Everton – kontuzjowani są Lucas Digne (około 2 miesiące przerwy), oraz Seamus Coleman. Po trzech porażkach z rzędu, Everton w końcu odpalił i wygrał na wyjeździe z Fulham 3:2. Tradycyjnie bardzo skuteczny był Dominic Calvert-Lewin, który na Craven Cottage strzelił dwa gole i łącznie w 11 meczach od początku sezonu ma już na koncie 13 trafień. The Toffees wygrali w Londynie i trudno tego sukcesu nie wiązać z powrotem Richarlisona, grając bez Brazylijczyka, Everton nie wygrał jeszcze meczu. Odkąd Richarlison pojawił się na Goodison Park w 2018 roku, zabrakło go w ośmiu meczach i The Toffees zanotowali w nich 4 remisy i 4 porażki.

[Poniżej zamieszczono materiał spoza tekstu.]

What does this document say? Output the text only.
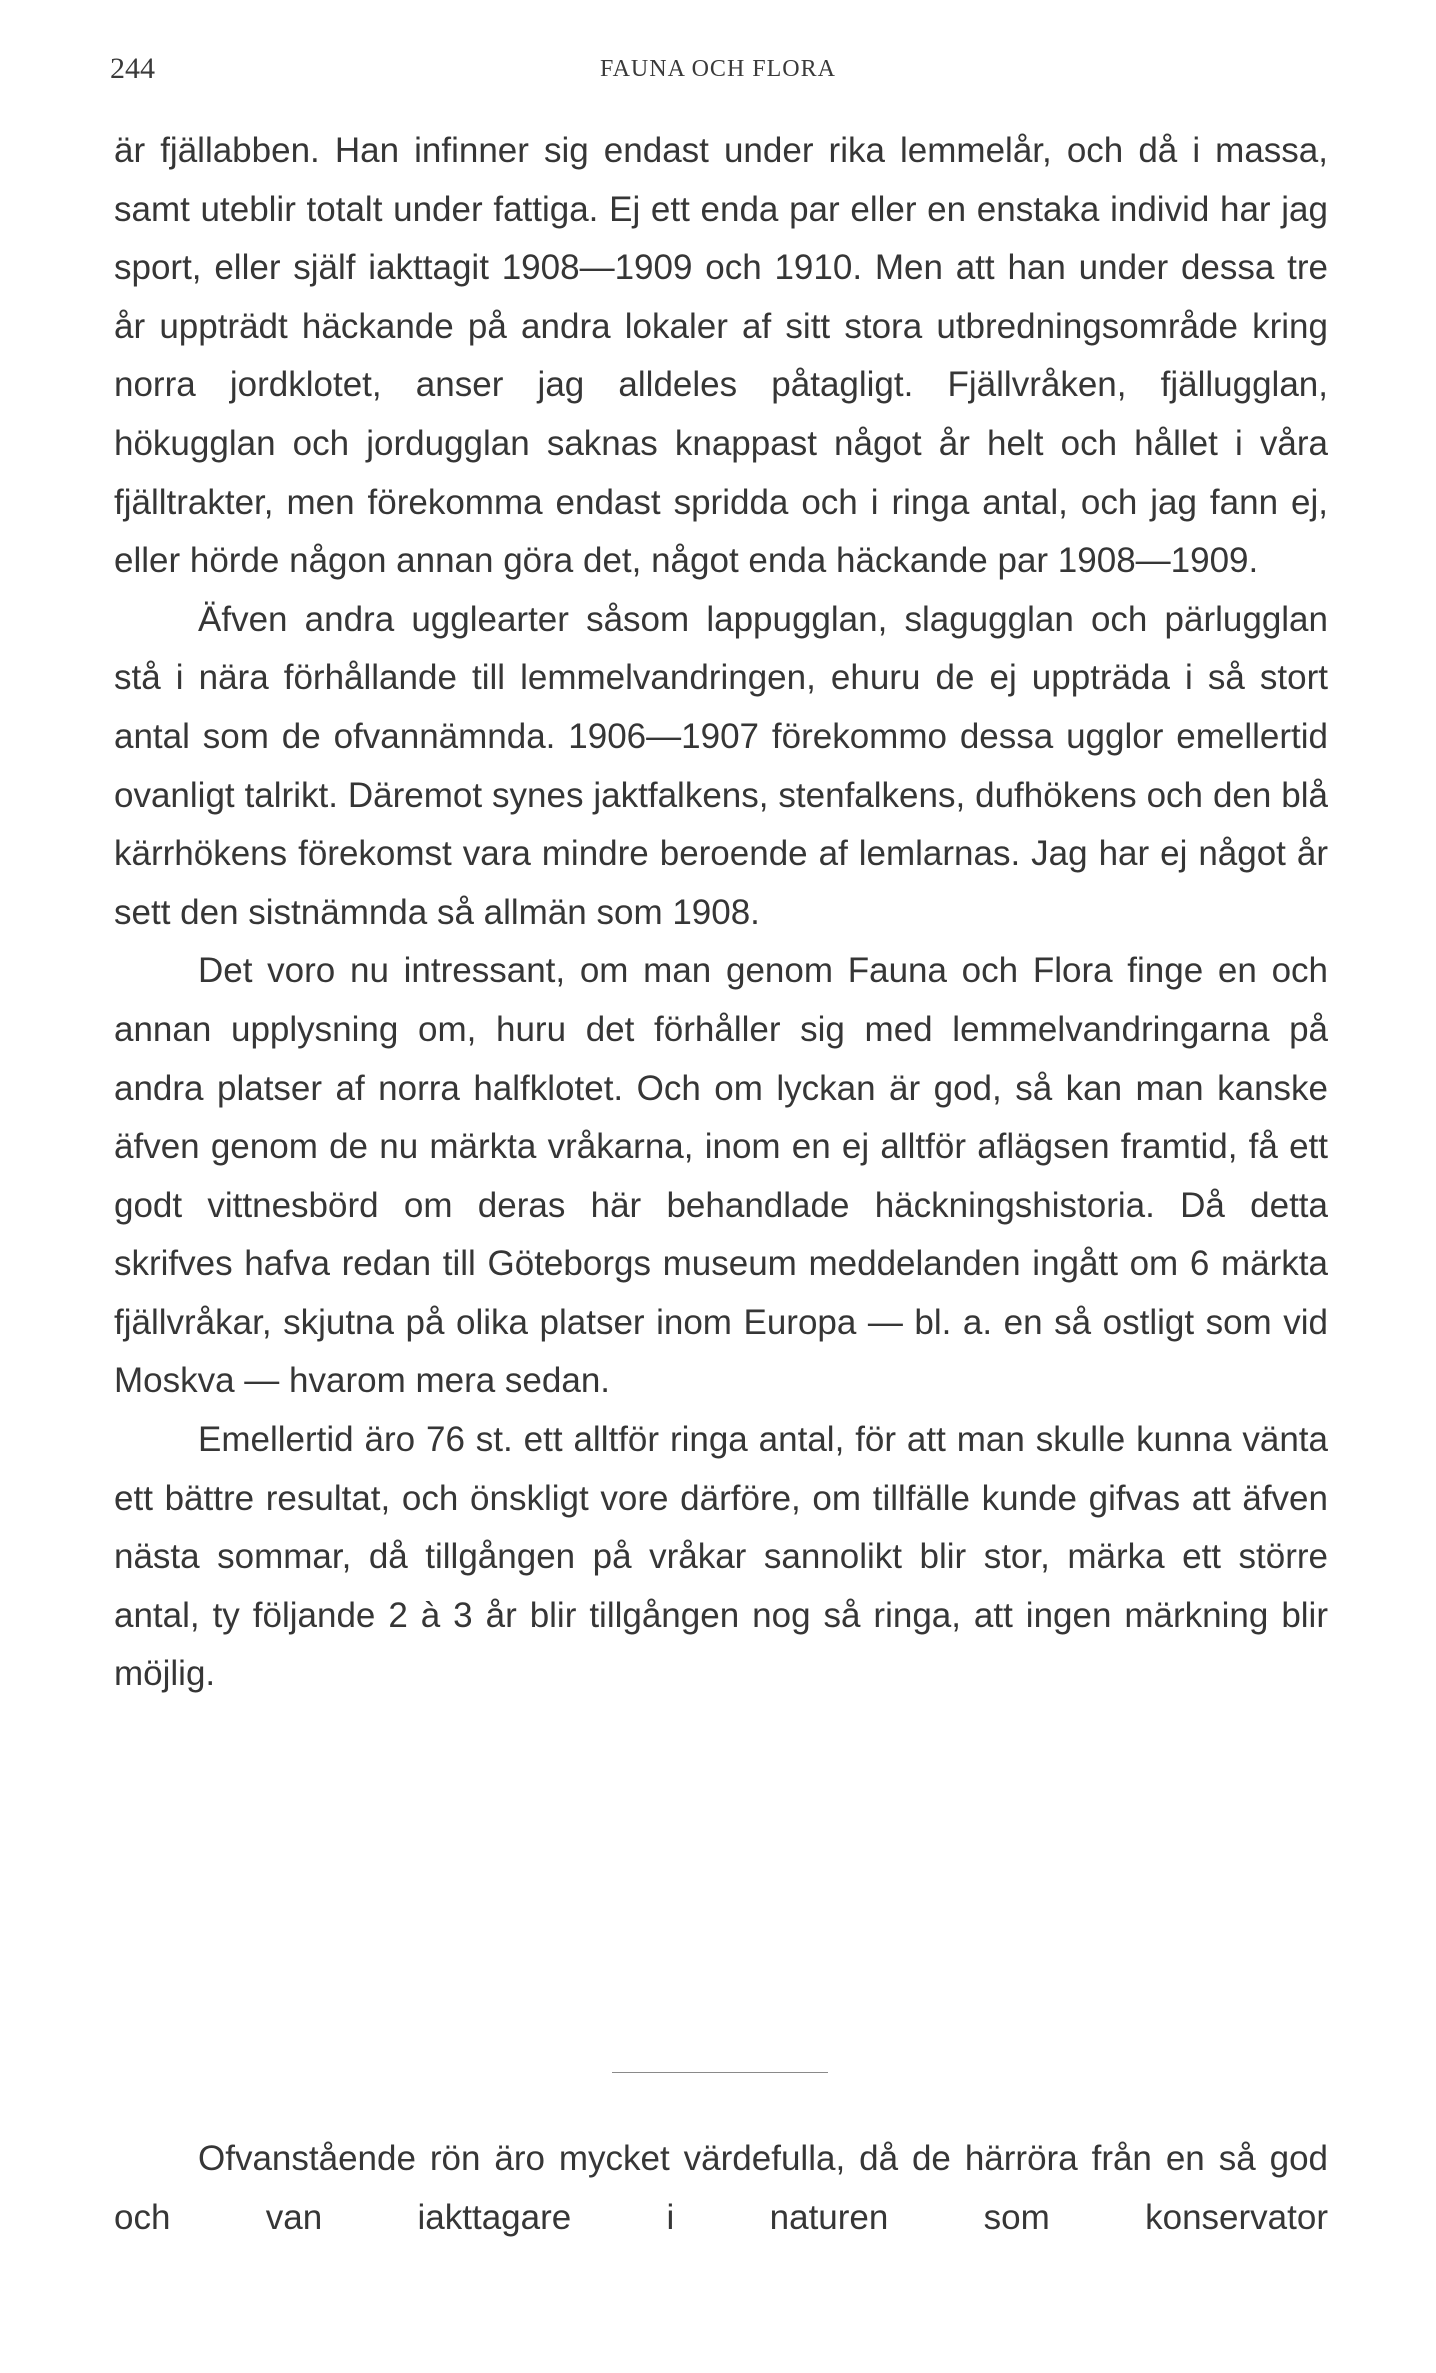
244	FAUNA OCH FLORA

är fjällabben. Han infinner sig endast under rika lemmelår, och då i massa, samt uteblir totalt under fattiga. Ej ett enda par eller en enstaka individ har jag sport, eller själf iakttagit 1908—1909 och 1910. Men att han under dessa tre år uppträdt häckande på andra lokaler af sitt stora utbredningsområde kring norra jordklotet, anser jag alldeles påtagligt. Fjällvråken, fjällugglan, hökugglan och jordugglan saknas knappast något år helt och hållet i våra fjälltrakter, men förekomma endast spridda och i ringa antal, och jag fann ej, eller hörde någon annan göra det, något enda häckande par 1908—1909.

Äfven andra ugglearter såsom lappugglan, slagugglan och pärlugglan stå i nära förhållande till lemmelvandringen, ehuru de ej uppträda i så stort antal som de ofvannämnda. 1906—1907 förekommo dessa ugglor emellertid ovanligt talrikt. Däremot synes jaktfalkens, stenfalkens, dufhökens och den blå kärrhökens förekomst vara mindre beroende af lemlarnas. Jag har ej något år sett den sistnämnda så allmän som 1908.

Det voro nu intressant, om man genom Fauna och Flora finge en och annan upplysning om, huru det förhåller sig med lemmelvandringarna på andra platser af norra halfklotet. Och om lyckan är god, så kan man kanske äfven genom de nu märkta vråkarna, inom en ej alltför aflägsen framtid, få ett godt vittnesbörd om deras här behandlade häckningshistoria. Då detta skrifves hafva redan till Göteborgs museum meddelanden ingått om 6 märkta fjällvråkar, skjutna på olika platser inom Europa — bl. a. en så ostligt som vid Moskva — hvarom mera sedan.

Emellertid äro 76 st. ett alltför ringa antal, för att man skulle kunna vänta ett bättre resultat, och önskligt vore därföre, om tillfälle kunde gifvas att äfven nästa sommar, då tillgången på vråkar sannolikt blir stor, märka ett större antal, ty följande 2 à 3 år blir tillgången nog så ringa, att ingen märkning blir möjlig.

Ofvanstående rön äro mycket värdefulla, då de härröra från en så god och van iakttagare i naturen som konservator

Leeds – kontuzjowani są Diego Llorente, Adam Forshaw, Jamie Shackleton i Pablo Hernandez. W trzech ostatnich meczach Leeds zdobył tylko 1 punkt, główną przyczyną takiego stanu rzeczy, jest fatalna skuteczność The Whites. W pierwszy czterech meczach Leeds oddał 45 strzałów na bramkę rywali i zdobył z nich aż 9 goli (konwersja na poziomie 20%), w kolejnych pięciu meczach, piłkarze Pawi oddali aż 85 strzałów, ale zdobyli już tylko 5 bramek (konwersja spadła do 6%). To może być historyczny występ dla Patricka Bamberga, jeżeli strzeli gola na Goodison Park, to zaliczy trafienie w piątym z rzędu meczu wyjazdowym od startu sezonu. W historii Premier League takim wyczynem mógł się pochwalić tylko Thierry Henry (sezon 2000/2001).

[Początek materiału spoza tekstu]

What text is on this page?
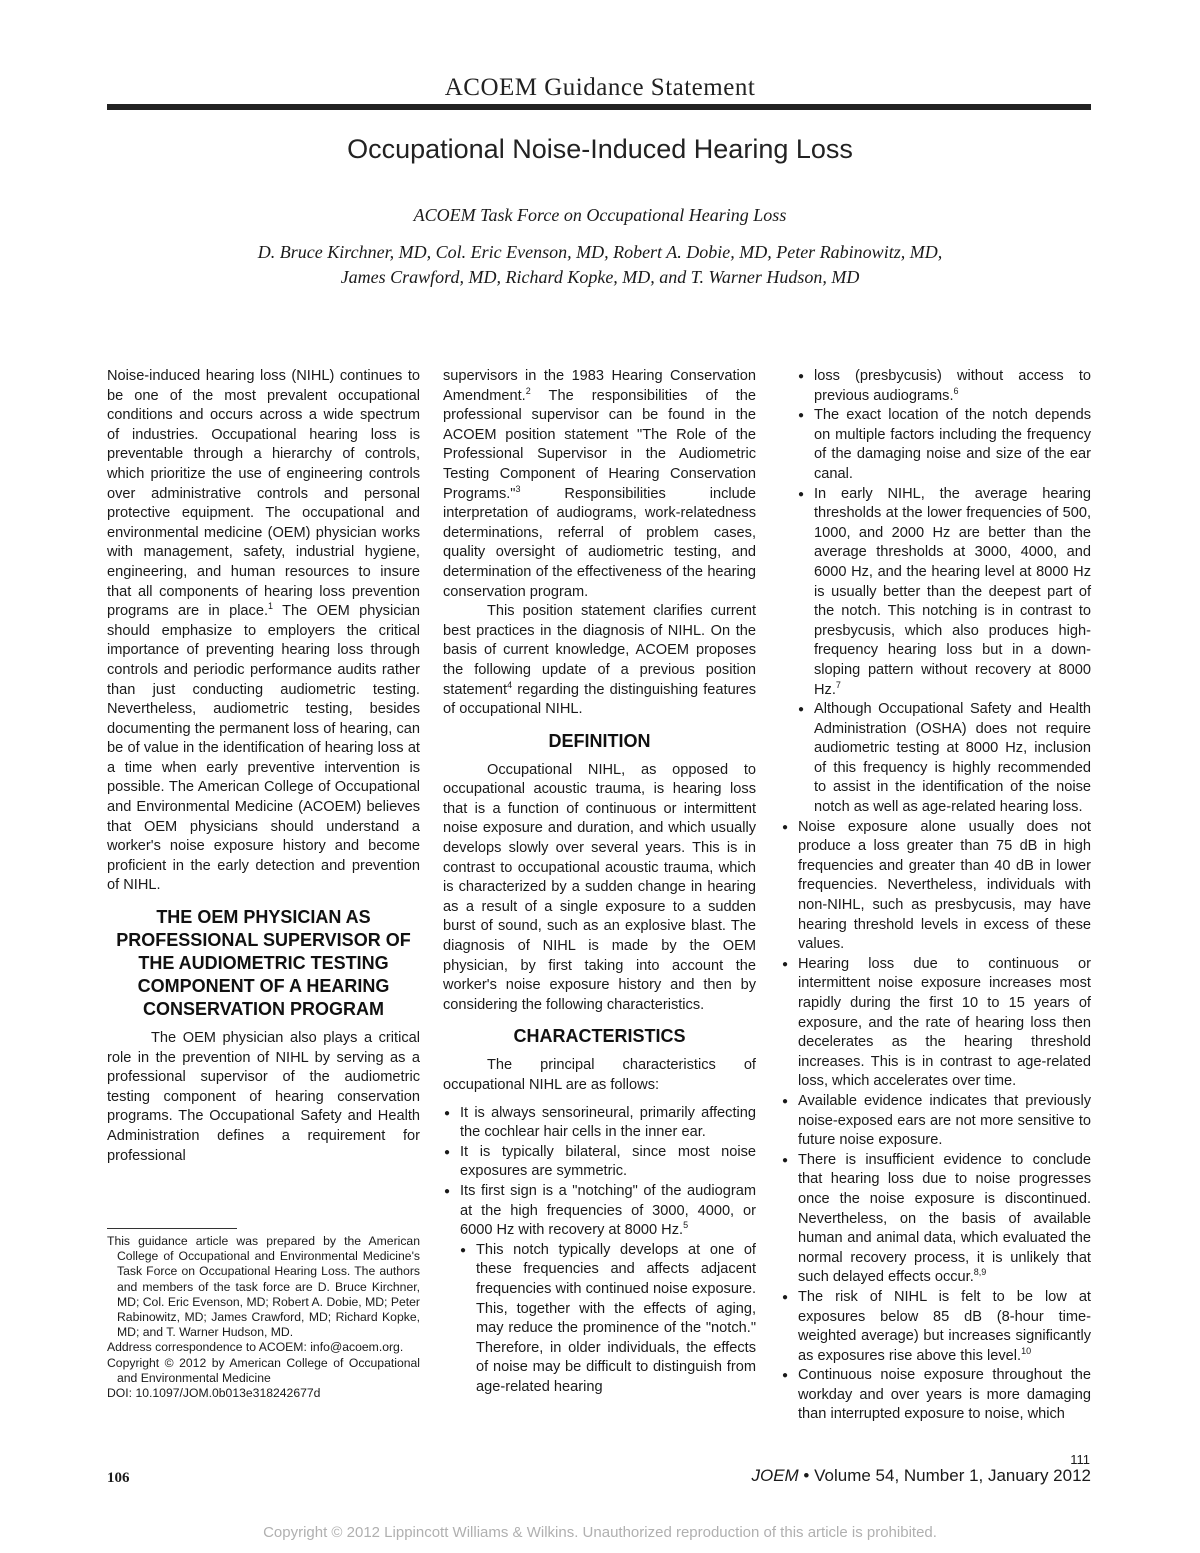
ACOEM Guidance Statement
Occupational Noise-Induced Hearing Loss
ACOEM Task Force on Occupational Hearing Loss
D. Bruce Kirchner, MD, Col. Eric Evenson, MD, Robert A. Dobie, MD, Peter Rabinowitz, MD,
James Crawford, MD, Richard Kopke, MD, and T. Warner Hudson, MD

Noise-induced hearing loss (NIHL) continues to be one of the most prevalent occupational conditions and occurs across a wide spectrum of industries. Occupational hearing loss is preventable through a hierarchy of controls, which prioritize the use of engineering controls over administrative controls and personal protective equipment. The occupational and environmental medicine (OEM) physician works with management, safety, industrial hygiene, engineering, and human resources to insure that all components of hearing loss prevention programs are in place.$^1$ The OEM physician should emphasize to employers the critical importance of preventing hearing loss through controls and periodic performance audits rather than just conducting audiometric testing. Nevertheless, audiometric testing, besides documenting the permanent loss of hearing, can be of value in the identification of hearing loss at a time when early preventive intervention is possible. The American College of Occupational and Environmental Medicine (ACOEM) believes that OEM physicians should understand a worker's noise exposure history and become proficient in the early detection and prevention of NIHL.

THE OEM PHYSICIAN AS PROFESSIONAL SUPERVISOR OF THE AUDIOMETRIC TESTING COMPONENT OF A HEARING CONSERVATION PROGRAM

The OEM physician also plays a critical role in the prevention of NIHL by serving as a professional supervisor of the audiometric testing component of hearing conservation programs. The Occupational Safety and Health Administration defines a requirement for professional

supervisors in the 1983 Hearing Conservation Amendment.$^2$ The responsibilities of the professional supervisor can be found in the ACOEM position statement "The Role of the Professional Supervisor in the Audiometric Testing Component of Hearing Conservation Programs."$^3$ Responsibilities include interpretation of audiograms, work-relatedness determinations, referral of problem cases, quality oversight of audiometric testing, and determination of the effectiveness of the hearing conservation program.

This position statement clarifies current best practices in the diagnosis of NIHL. On the basis of current knowledge, ACOEM proposes the following update of a previous position statement$^4$ regarding the distinguishing features of occupational NIHL.

DEFINITION

Occupational NIHL, as opposed to occupational acoustic trauma, is hearing loss that is a function of continuous or intermittent noise exposure and duration, and which usually develops slowly over several years. This is in contrast to occupational acoustic trauma, which is characterized by a sudden change in hearing as a result of a single exposure to a sudden burst of sound, such as an explosive blast. The diagnosis of NIHL is made by the OEM physician, by first taking into account the worker's noise exposure history and then by considering the following characteristics.

CHARACTERISTICS

The principal characteristics of occupational NIHL are as follows:

● It is always sensorineural, primarily affecting the cochlear hair cells in the inner ear.
● It is typically bilateral, since most noise exposures are symmetric.
● Its first sign is a "notching" of the audiogram at the high frequencies of 3000, 4000, or 6000 Hz with recovery at 8000 Hz.$^5$
● This notch typically develops at one of these frequencies and affects adjacent frequencies with continued noise exposure. This, together with the effects of aging, may reduce the prominence of the "notch." Therefore, in older individuals, the effects of noise may be difficult to distinguish from age-related hearing
● loss (presbycusis) without access to previous audiograms.$^6$
● The exact location of the notch depends on multiple factors including the frequency of the damaging noise and size of the ear canal.
● In early NIHL, the average hearing thresholds at the lower frequencies of 500, 1000, and 2000 Hz are better than the average thresholds at 3000, 4000, and 6000 Hz, and the hearing level at 8000 Hz is usually better than the deepest part of the notch. This notching is in contrast to presbycusis, which also produces high-frequency hearing loss but in a down-sloping pattern without recovery at 8000 Hz.$^7$
● Although Occupational Safety and Health Administration (OSHA) does not require audiometric testing at 8000 Hz, inclusion of this frequency is highly recommended to assist in the identification of the noise notch as well as age-related hearing loss.
● Noise exposure alone usually does not produce a loss greater than 75 dB in high frequencies and greater than 40 dB in lower frequencies. Nevertheless, individuals with non-NIHL, such as presbycusis, may have hearing threshold levels in excess of these values.
● Hearing loss due to continuous or intermittent noise exposure increases most rapidly during the first 10 to 15 years of exposure, and the rate of hearing loss then decelerates as the hearing threshold increases. This is in contrast to age-related loss, which accelerates over time.
● Available evidence indicates that previously noise-exposed ears are not more sensitive to future noise exposure.
● There is insufficient evidence to conclude that hearing loss due to noise progresses once the noise exposure is discontinued. Nevertheless, on the basis of available human and animal data, which evaluated the normal recovery process, it is unlikely that such delayed effects occur.$^{8,9}$
● The risk of NIHL is felt to be low at exposures below 85 dB (8-hour time-weighted average) but increases significantly as exposures rise above this level.$^{10}$
● Continuous noise exposure throughout the workday and over years is more damaging than interrupted exposure to noise, which

This guidance article was prepared by the American College of Occupational and Environmental Medicine's Task Force on Occupational Hearing Loss. The authors and members of the task force are D. Bruce Kirchner, MD; Col. Eric Evenson, MD; Robert A. Dobie, MD; Peter Rabinowitz, MD; James Crawford, MD; Richard Kopke, MD; and T. Warner Hudson, MD.

Address correspondence to ACOEM: info@acoem.org.

Copyright © 2012 by American College of Occupational and Environmental Medicine

DOI: 10.1097/JOM.0b013e318242677d

111
106	JOEM • Volume 54, Number 1, January 2012
Copyright © 2012 Lippincott Williams & Wilkins. Unauthorized reproduction of this article is prohibited.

Prognoza – w tym meczu przede wszystkim możemy spodziewać się sporej ilości bramek. Everton w sześciu ostatnich meczach tracił minimum 2 gole, z drugiej strony zdobył już 19 goli. Tylko w jednym z dziesięciu ostatnich występów The Toffees był przypadek, aby obie drużyny nie strzeliły gola (0:2 ze Southampton). W pięciu ostatnich meczach na Goodison Park padały wyniki powyżej 2,5 gola. Leeds z kolei przed tygodniem zremisował 0:0 z Arsenalem (pierwszy bezbramkowy remis), ale miał ogromnego pecha, trzy razy trafiał w obramowanie bramki Kanonierów. Warto podkreślić, że Pawie zdobywały bramki w siedmiu z dziewięciu meczów ligowych. Proponowane typy: powyżej 2,5 gola – kurs 1,66/obie drużyny strzelą gola i powyżej 2,5 gola – kurs 1,84.